No, what the people of Idaho want is a system of schools that use the latest educational advances to teach their children in a neighborhood school that is safe, caring, and staffed by excellently prepared professionals who provide what is best for our most precious resource, our children.

The recent actions by the Idaho legislature to attack the teacher unions were unwise and divisive. I find it quite ironic, that the very people who will be leading the new efforts to reform are being disrespected, seeing their pay cut and their voices diminished. But yet, they are supposed to increase test scores and work all the harder, doing miracles, no doubt with less money, and more pressures. Gosh, no wonder they feel discouraged.

It’s simple, really; you get what you pay for. You can’t improve schools by cutting their budgets, laying off hundreds of teachers, cutting out training and preparation time, and not spending to keep the physical plants operating safely.
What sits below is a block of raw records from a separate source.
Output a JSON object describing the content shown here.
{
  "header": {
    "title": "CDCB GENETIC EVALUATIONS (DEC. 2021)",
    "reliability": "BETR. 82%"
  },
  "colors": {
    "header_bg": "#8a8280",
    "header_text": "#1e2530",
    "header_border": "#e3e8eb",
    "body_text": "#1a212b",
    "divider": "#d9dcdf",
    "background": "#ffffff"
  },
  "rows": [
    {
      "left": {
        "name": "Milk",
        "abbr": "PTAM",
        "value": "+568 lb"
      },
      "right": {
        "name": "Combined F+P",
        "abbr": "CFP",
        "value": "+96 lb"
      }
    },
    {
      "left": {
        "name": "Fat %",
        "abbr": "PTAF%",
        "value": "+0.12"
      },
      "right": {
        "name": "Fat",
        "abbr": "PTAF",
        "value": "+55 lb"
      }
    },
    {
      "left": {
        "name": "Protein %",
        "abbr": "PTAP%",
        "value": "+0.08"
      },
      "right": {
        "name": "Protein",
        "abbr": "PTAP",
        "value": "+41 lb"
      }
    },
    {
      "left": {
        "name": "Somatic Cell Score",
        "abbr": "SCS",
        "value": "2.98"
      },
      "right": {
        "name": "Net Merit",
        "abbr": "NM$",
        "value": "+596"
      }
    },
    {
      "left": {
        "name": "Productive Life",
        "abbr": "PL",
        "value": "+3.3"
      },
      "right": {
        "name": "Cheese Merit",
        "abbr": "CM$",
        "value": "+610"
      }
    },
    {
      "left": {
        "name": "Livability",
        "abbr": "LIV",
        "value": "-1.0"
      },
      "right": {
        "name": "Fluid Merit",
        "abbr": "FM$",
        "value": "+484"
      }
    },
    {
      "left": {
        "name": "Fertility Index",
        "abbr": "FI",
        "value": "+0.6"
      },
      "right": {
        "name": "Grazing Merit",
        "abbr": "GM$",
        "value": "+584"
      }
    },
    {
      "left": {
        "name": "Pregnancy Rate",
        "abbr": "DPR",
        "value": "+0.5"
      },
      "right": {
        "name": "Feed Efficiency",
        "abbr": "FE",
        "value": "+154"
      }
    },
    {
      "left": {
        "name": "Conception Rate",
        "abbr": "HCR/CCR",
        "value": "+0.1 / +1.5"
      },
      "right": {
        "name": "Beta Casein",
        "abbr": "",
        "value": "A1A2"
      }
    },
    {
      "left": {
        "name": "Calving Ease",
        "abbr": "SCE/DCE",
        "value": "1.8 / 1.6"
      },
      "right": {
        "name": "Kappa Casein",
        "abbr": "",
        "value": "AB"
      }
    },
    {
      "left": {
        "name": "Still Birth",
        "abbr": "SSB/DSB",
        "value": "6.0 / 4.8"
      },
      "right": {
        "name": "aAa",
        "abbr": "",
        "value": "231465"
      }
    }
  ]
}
Research is clear; this is how you improve schools:

  1. Get the parents more involved. Not just the special interest groups that pack meetings with a single agenda, but all parents, including those who have to work two or three minimum wage jobs just to survive.
  2. Make sure that teachers teach subjects that they are fully qualified to teach. For example, hundreds of Idaho math teachers don’t have a math major degree in education. But instead of raising standards, Idaho has made it easier to people who have no educational credentials to teach.
  3. Provide leadership. Effective principals make for effective schools. Effective teachers have higher achieving students.
  4. Work together. Start by listening to teachers and parents. They tried to warm you that the education reform laws were a bad idea, but no one was apparently listening.
  5. Instead of running commercials lambasting the efforts of our children, do something about it. Our young people aren’t ”falling behind” or failing to complete college because they are too stupid, they quit because those colleges keep raising tuition, cutting scholarships and making it harder make ends meet. If the various interests REALLY want to help, maybe they should double or triple the scholarships available. If the State Board really wanted relieve the situation, they should order the colleges and universities to LOWER tuition, not raise it by 10 percent every year. If you want Idaho kids to “go on” give them the money they need to do it instead of forcing them to finish school thousands of dollars in debt. Indeed, it would be funny if they were so incredibly cruel to our young people. You get what you pay for; Idaho has cut what it spends on higher education over the years. Now it whines that the results aren’t pretty.
  6. Finally, let’s own the problem. Hunting scapegoats to place the blame isn’t going to make the schools any better. We care, or we wouldn’t be here tonight. So rather than trying to find the magic bullet, how about finding a source of funding and go about doing what is already proven to improve schools, instead of hatching new jingles. A little less ideology and a lot more work is what we need.



Steve Smylie

Steve Smylie served four terms in the Idaho Legislature. He is a lifelong educator; teaching, coaching, and administrating at the public school, private school, and university level, 37 years in all. In 2006 he ran for Idaho State Superintendent of Public Instruction, losing in the Republican Primary election. He holds advanced degrees from Northwest Nazarene University, Boise State University, and the University of Idaho. He is the son of former Republican governor of Idaho Robert E. Smylie. Currently he is an adjunct Professor of Curriculum, Instruction, and Foundational Studies at Boise State University.